La nationalisation de la politique américaine est une tendance bipartite inquiétante. Comme le montre le politologue Daniel Hopkins dans « The Increasingly United States », les signes sont là depuis des décennies : les programmes des partis d’État sont devenus plus semblables, les Américains sont moins susceptibles de connaître leurs gouverneurs et l’argent destiné aux élections au Congrès provient de plus en plus de donateurs extérieurs. . Tout comme nos zones commerciales, qui regorgent des mêmes chaînes de restaurants et magasins-entrepôts, nos soirées locales se ressemblent de plus en plus, proposant le même produit de San Francisco à Jacksonville, en Floride.

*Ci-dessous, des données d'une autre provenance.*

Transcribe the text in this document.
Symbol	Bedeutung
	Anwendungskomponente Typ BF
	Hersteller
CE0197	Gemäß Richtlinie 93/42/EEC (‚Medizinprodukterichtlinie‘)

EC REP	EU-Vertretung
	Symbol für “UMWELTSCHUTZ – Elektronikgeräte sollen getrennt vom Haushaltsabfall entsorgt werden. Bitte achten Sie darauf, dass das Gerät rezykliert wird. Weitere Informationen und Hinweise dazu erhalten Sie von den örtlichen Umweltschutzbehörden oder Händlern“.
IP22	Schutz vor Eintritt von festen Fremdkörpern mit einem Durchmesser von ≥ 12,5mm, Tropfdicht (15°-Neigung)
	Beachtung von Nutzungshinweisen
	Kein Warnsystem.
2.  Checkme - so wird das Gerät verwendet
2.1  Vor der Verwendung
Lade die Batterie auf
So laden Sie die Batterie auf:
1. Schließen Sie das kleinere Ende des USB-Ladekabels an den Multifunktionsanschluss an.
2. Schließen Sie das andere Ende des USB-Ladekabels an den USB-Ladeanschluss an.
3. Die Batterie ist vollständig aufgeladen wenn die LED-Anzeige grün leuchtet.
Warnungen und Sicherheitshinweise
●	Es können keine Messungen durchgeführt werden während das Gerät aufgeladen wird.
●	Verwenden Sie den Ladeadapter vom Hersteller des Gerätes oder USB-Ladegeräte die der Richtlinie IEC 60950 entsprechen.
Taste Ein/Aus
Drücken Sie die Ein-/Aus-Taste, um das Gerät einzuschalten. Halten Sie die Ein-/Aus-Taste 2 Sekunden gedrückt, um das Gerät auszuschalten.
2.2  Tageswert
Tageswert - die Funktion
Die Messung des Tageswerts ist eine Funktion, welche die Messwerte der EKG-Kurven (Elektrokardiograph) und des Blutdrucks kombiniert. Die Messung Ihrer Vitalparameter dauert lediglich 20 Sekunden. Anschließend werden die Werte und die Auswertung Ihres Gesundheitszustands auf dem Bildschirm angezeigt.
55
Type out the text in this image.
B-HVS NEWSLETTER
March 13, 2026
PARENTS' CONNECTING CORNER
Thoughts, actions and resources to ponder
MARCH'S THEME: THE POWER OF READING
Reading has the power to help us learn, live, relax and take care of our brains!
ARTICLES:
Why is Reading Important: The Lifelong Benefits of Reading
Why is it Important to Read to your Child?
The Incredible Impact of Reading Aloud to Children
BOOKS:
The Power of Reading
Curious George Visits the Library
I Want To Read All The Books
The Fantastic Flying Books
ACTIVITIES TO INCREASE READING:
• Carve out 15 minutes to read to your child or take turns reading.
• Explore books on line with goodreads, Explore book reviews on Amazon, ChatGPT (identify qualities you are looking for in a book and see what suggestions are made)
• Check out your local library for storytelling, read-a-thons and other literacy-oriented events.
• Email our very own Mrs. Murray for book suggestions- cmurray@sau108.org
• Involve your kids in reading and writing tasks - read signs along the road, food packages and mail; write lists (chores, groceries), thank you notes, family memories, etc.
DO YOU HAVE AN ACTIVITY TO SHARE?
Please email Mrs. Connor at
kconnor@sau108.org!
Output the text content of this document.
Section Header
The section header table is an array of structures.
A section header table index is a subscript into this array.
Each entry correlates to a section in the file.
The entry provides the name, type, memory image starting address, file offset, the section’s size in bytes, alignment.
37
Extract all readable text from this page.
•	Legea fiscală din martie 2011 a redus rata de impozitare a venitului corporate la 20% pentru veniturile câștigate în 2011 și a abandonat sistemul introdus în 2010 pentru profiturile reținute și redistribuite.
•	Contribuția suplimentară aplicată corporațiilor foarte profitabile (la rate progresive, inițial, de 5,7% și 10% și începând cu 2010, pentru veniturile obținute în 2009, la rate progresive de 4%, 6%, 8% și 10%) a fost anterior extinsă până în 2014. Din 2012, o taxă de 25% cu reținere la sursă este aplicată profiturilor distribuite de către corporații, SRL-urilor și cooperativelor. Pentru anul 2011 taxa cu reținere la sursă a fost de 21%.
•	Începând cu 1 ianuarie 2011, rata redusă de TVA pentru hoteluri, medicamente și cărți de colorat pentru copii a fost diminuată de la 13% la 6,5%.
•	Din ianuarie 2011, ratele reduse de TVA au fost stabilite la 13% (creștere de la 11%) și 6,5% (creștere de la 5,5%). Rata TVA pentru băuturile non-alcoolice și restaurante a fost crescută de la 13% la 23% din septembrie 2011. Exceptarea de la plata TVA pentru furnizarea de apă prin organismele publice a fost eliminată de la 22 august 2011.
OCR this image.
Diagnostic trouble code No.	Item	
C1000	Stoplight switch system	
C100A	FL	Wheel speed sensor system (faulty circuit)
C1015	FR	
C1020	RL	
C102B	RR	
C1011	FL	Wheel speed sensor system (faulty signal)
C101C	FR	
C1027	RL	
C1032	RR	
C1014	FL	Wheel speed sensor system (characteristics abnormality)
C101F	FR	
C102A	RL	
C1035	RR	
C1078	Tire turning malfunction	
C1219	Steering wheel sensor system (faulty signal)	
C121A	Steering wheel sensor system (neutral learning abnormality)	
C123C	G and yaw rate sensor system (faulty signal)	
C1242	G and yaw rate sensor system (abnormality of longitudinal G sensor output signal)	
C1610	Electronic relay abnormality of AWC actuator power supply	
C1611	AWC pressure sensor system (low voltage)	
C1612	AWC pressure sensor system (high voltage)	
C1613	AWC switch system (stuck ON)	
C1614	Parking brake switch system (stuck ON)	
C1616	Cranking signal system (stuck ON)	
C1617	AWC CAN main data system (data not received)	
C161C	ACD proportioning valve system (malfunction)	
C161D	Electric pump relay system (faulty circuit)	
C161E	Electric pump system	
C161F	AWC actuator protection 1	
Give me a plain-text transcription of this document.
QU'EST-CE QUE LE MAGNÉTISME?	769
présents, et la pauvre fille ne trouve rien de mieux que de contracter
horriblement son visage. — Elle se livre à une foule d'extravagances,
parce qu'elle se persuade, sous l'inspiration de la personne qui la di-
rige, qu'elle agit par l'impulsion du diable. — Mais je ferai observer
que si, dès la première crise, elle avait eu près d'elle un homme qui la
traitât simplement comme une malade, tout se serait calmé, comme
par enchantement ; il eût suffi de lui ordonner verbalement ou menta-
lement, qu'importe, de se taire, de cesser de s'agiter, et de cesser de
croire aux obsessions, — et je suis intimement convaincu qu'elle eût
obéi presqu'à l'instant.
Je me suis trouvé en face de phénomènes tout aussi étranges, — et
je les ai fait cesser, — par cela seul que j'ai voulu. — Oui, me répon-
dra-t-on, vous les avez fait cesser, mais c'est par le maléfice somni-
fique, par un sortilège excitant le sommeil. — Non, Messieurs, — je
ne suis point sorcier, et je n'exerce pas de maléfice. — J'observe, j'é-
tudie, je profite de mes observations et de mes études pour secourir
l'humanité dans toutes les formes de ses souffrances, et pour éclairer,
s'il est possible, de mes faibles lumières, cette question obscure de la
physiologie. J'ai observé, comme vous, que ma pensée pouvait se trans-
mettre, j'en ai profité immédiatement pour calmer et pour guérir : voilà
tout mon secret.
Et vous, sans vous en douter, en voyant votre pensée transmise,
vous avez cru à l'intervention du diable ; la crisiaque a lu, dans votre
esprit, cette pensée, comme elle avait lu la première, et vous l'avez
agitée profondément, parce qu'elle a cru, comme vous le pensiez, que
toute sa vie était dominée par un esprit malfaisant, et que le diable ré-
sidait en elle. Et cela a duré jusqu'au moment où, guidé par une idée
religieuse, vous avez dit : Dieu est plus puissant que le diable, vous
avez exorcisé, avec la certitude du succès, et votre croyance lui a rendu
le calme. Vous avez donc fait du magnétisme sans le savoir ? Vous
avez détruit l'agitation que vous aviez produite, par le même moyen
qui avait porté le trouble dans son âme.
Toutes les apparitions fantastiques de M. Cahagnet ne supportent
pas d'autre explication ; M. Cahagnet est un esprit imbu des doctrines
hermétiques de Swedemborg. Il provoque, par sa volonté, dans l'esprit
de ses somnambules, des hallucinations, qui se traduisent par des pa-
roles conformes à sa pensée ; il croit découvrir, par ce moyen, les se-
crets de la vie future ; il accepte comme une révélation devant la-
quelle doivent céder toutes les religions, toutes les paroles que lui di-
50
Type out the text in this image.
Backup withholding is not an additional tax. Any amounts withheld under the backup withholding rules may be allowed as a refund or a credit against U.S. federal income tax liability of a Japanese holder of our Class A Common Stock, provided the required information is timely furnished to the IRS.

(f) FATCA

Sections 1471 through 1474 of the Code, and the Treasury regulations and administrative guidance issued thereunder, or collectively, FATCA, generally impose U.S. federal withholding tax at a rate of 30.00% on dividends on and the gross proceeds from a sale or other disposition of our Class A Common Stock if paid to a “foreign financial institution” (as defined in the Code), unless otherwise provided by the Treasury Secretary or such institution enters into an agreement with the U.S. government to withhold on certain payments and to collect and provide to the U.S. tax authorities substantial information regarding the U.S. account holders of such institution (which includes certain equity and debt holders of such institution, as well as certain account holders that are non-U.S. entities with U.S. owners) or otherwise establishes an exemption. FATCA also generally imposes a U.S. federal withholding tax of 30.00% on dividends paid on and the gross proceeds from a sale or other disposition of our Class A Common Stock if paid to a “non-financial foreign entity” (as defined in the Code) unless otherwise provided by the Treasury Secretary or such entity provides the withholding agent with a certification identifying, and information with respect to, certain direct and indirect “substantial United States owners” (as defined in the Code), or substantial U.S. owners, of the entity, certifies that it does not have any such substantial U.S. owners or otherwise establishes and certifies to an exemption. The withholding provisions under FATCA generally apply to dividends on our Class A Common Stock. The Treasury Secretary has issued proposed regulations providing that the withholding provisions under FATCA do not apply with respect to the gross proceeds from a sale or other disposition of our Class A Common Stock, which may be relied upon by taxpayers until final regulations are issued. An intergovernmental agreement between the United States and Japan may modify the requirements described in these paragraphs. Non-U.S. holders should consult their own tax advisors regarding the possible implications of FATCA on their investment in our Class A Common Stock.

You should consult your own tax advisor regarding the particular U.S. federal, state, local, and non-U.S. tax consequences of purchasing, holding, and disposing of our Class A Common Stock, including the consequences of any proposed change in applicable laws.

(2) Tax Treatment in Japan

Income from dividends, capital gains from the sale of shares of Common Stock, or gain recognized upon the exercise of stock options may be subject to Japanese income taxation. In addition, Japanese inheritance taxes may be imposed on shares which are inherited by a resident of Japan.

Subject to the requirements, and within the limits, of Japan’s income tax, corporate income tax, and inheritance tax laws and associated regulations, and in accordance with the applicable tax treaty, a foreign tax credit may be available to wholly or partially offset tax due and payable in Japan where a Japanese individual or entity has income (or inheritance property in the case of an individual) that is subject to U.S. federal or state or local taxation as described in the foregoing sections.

Les républicains devraient être les ennemis naturels de ce conformisme rampant – et ils l’ont été pendant des années. Il n’y a pas si longtemps, ils soulignaient les vertus du fédéralisme. Mais aujourd’hui, les militants et candidats du parti MAGA défendent des programmes similaires aux quatre coins de la République. Guidés par des personnalités et des causes médiatiques nationales, ils estiment que la politique conservatrice devrait être la même partout. Pour eux, toute politique est nationale.
C'est une tragédie. Cela désensibilise le Parti républicain à tout un domaine de besoins publics. Cela affaiblit notre démocratie et suscite encore plus de colère populiste lorsque les problèmes négligés s’aggravent et deviennent plus difficiles à résoudre.
Pendant longtemps, les Républicains ont accueilli et même encouragé les différences au niveau local. La Révolution républicaine, malgré les campagnes nationalisées au Congrès en 1994, a finalement cherché à rendre...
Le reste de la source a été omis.